Hello: I am sorry for the delay in getting back to you. I went offline to run some errands.
Your follow-up questions:
Oh my goodness. You don't even know how much you are helping me right now. I have some more questions.
Question 1: When we met with the Lawyer, he kept telling me that he needs 6 months Profit and Loss statements. However, when I look in quickbooks, there are two versions. A detailed one and then the standard one. Which one do you think he is talking about? If I print out the detailed one, it's very long.
Response 1: Provide him with the standard one. Then if he needs the long one, you can provide that one at that time.
Question 2: Also, he said the trustee was going to ask about our inventory. We don't have inventory sitting around. We have a computer business. My husband orders only what is needed and then it goes right back out the door. How specific is the trustee going to get about this? I just don't want the trustee to think we are hiding inventory.
Response 2: All is required of you is that you have complete and accurate records for your business so that if you are audited by the U.S. Trustee's Office or if the Chapter 7 Trustee needs additional information, you can easily provide the records to them (through your Attorney).
Question 3: Are there any special considerations when a husband and wife are separated?
Response 3: Unless you are legally separated, that is, there is Court Order for the separation, a spouse filing for bankruptcy protection must provided information requested for the other spouse. That is, both spouses’ incomes must be used in the Means Test calculation. Also and more importantly, if this is a business filing, Means Test calculation is not required. In addition, if your debts are primarily non-consumer debts, you would not be subject to Means Test requirements. This means that you can still file for Chapter 7 if your income is above the current income guidelines for your family size in your State.
Question 4: I received a summons to court (from a credit card company) back in July and it's at 1pm this Monday. However, in the summons it states that if I plan to go to the trial to defend myself about the money owed that I need to let them know within 15 days. I didn't let them know because I do owe the money so what will happen now?
Response 4(a): If your bankruptcy filing is imminent, that is, if your Attorney is about to file the case, you can just ignore the hearing because even if a Default Judgment is issued against you, you can put the Judgment in your bankruptcy filing. Also, once the bankruptcy case is filed, the Court case would be suspended pending the outcome of your bankruptcy case UNLESS the creditor files a Motion for Relief firm the Automatic Stay to get permission of the Bankruptcy to proceed with the Court case. I have NEVER known the credit card companies to do this. What commonly happens is that once the case is filed the debt collectors would back off. However, once the bankruptcy case is filed, you must inform the Court about the filing so that the case can be suspended. Your Attorney would not do this for you unless he specifically agreed to do it. So, you need to be prepared to send a Notice of Bankruptcy Case Filing that your Attorney would provide to you immediately after filing your bankruptcy case to give to the Court and fax to the creditor’s counsel.
Will I get in trouble if I don't show up anyway?
Response 4(b): No, but you would have Default Judgment against you.

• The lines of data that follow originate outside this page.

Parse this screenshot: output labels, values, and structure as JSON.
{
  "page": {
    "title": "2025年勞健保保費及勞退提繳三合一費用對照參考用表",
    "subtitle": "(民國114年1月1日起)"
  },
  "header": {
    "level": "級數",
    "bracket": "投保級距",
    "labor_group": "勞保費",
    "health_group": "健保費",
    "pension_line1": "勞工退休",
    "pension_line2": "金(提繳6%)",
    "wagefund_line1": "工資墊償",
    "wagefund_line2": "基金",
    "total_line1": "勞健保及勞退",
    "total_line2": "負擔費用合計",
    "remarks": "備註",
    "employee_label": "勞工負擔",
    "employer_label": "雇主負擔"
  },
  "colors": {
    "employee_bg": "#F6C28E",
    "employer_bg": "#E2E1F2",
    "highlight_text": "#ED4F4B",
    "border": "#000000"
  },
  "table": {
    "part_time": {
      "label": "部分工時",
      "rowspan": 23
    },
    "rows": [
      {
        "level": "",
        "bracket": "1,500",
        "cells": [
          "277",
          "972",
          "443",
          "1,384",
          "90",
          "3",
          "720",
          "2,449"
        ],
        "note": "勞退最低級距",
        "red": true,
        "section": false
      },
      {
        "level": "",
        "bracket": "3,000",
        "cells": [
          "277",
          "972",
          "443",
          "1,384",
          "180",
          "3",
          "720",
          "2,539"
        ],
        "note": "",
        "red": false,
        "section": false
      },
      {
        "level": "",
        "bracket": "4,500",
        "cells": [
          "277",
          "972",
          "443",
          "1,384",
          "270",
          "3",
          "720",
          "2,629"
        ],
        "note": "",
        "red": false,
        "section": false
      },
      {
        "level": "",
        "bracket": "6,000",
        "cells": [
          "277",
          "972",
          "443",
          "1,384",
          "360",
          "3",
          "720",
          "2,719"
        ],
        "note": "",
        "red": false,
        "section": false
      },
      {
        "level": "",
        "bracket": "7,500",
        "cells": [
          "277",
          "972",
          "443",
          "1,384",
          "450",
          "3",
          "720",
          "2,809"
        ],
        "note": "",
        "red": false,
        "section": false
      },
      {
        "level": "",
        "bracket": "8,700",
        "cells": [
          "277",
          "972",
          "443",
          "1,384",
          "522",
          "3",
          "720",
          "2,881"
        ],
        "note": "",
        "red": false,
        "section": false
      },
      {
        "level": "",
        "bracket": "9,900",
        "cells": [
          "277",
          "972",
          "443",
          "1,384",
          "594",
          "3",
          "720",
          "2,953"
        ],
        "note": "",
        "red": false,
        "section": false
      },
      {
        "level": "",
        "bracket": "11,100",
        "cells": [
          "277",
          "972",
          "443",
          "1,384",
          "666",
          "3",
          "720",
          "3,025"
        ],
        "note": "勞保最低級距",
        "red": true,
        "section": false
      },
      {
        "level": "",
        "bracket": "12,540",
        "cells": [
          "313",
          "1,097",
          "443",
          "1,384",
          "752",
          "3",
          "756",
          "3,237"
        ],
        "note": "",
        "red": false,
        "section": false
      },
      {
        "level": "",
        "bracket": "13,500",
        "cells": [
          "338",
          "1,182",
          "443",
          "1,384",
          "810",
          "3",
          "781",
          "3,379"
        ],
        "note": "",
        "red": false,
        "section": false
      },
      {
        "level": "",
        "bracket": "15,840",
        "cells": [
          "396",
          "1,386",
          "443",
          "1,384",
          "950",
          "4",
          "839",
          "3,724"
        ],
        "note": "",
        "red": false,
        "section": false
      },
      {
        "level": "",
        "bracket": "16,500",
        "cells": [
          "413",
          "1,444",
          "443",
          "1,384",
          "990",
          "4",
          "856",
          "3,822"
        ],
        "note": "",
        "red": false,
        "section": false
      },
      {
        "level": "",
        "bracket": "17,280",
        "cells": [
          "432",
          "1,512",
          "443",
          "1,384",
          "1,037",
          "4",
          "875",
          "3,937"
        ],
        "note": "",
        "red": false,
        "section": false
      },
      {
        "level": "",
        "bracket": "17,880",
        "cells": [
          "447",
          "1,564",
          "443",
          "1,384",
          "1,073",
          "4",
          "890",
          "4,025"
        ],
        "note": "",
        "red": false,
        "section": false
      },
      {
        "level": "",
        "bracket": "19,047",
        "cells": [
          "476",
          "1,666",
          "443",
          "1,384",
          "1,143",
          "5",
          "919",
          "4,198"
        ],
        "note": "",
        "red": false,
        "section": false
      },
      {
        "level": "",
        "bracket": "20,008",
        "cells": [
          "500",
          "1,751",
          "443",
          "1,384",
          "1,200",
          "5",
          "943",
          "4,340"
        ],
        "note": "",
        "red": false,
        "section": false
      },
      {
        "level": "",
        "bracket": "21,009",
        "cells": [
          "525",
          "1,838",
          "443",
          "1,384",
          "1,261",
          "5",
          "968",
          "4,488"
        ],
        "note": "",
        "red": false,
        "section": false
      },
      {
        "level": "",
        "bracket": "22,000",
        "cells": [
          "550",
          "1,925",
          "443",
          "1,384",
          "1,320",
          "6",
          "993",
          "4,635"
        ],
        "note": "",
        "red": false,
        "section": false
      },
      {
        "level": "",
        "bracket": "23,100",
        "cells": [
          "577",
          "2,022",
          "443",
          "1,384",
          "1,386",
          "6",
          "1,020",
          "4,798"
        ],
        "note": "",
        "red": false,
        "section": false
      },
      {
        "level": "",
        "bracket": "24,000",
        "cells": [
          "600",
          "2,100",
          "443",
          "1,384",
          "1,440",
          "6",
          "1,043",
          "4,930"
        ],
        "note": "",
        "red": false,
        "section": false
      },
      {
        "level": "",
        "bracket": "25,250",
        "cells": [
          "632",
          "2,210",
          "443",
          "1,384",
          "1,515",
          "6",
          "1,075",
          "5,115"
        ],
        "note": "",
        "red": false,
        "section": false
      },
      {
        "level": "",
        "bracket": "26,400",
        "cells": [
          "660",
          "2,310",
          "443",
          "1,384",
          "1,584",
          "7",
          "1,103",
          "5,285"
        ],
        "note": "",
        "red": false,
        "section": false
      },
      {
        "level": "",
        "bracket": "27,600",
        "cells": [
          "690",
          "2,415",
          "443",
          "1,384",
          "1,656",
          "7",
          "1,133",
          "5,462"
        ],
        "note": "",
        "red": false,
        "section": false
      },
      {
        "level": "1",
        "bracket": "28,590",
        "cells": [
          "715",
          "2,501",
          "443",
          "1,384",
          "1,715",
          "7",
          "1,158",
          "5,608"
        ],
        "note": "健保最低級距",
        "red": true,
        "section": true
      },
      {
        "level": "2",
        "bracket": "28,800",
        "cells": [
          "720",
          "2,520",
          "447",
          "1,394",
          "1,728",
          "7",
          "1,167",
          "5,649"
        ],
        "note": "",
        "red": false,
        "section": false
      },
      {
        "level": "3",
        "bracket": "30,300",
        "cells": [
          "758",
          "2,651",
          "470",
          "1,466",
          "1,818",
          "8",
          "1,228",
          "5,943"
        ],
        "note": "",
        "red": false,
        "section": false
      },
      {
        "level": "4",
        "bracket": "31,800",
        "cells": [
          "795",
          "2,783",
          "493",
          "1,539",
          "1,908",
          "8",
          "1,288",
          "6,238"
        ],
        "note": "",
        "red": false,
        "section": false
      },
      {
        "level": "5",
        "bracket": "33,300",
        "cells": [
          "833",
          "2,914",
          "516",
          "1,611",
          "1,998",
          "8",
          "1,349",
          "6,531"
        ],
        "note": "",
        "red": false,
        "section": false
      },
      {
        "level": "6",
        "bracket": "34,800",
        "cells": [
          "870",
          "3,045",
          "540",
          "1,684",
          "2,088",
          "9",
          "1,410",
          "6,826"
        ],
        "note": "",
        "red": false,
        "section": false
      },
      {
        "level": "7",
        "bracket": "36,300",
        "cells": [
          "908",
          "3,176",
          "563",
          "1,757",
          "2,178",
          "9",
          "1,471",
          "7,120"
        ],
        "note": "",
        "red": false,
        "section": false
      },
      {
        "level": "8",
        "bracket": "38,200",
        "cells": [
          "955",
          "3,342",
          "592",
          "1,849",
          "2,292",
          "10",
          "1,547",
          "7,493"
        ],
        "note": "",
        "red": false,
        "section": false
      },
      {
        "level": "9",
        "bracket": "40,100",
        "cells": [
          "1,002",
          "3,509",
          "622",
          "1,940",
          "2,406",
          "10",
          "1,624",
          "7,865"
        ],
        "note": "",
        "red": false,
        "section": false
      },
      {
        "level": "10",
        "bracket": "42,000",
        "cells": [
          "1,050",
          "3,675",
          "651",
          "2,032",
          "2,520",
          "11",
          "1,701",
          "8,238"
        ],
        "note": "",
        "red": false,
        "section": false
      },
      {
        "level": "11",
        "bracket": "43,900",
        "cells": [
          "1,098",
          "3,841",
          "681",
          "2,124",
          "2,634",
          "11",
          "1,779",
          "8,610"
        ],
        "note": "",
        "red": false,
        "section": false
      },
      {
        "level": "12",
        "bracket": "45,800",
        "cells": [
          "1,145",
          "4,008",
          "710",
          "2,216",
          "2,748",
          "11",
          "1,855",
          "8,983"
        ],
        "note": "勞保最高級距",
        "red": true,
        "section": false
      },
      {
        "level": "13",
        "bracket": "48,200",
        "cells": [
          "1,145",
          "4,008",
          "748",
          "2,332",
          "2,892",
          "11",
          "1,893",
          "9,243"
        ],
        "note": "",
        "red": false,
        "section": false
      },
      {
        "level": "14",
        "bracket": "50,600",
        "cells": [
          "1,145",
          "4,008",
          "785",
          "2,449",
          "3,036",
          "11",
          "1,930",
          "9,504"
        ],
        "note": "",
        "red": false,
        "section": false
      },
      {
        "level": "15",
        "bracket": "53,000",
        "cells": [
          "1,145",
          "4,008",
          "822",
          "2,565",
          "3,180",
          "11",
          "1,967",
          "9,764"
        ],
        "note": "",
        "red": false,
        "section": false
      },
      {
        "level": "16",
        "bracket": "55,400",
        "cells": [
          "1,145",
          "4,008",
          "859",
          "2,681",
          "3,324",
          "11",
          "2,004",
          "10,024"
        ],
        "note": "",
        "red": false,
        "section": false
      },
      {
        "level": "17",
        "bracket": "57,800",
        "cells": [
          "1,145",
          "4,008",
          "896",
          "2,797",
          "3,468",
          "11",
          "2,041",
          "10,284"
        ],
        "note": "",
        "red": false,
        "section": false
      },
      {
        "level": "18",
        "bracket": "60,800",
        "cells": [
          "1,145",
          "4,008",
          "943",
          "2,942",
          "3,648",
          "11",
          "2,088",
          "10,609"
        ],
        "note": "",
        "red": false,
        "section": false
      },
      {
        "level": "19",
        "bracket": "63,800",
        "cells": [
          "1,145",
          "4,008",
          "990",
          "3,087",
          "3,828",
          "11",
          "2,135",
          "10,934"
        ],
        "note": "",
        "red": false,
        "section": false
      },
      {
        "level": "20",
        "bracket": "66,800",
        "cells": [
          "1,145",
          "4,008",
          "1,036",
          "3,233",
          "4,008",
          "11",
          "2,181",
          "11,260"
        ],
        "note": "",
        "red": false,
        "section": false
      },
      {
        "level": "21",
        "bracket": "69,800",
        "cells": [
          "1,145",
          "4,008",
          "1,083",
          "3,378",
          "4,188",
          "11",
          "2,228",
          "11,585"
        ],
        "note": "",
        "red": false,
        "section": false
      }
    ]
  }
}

As stated previously, if your Attorney is about to file the case, then there is nothing to worry about. Once the case is filed, the Court case would be suspended. Notice of Bankruptcy Case filing MUST be provided to the Court so that the Court would suspend all hearings in the case. If the Bankruptcy case is successful, the Court would dismiss the case.
Do I call them or just ignore it?
Response 4(c): You can just ignore it, but see my previous responses.
And how can I stop the judgement after the court date?
Response 4(d): Judgment would be included in your bankruptcy case, making it worthless once you receive your Discharge Order from the bankruptcy Court. Now, this should not be confused with dismissal of the case. Discharge means that Court has granted your petition for relief and wiped out all the debts that are supposed to be wiped out with exception of child support, alimony, some taxes, student loans if you did not file a Complaint to Determine the Dischargeability of the loans and the Court rules that the loans can be discharged; Court fines, and penalties. Hopefully, your Attorney would file the case very soon after that to prevent the creditor/debt collector from putting a lien on your property and complicating your bankruptcy case.
Question 5: How long does the meeting usually last?
Thank you, XXXXX XXXXX Thank you for your quick reply before. Hope to hear from you today.
Response 5: The Meeting of Creditors (Section 341 Meeting) does not last long, usually for few minutes. However, I have personally seen ones that lasted more than 30 minutes where there were many issues with the case and the Trustee asked many questions to try to get to the bottom of things. Usually this happens if the bankruptcy schedules were not completed correctly or assets were omitted, which were discovered by the Trustee, or a creditor actually shows up and tries to use the Meeting for "cross examination" of the debtor. However, creditors rarely show up for the meeting despite the name.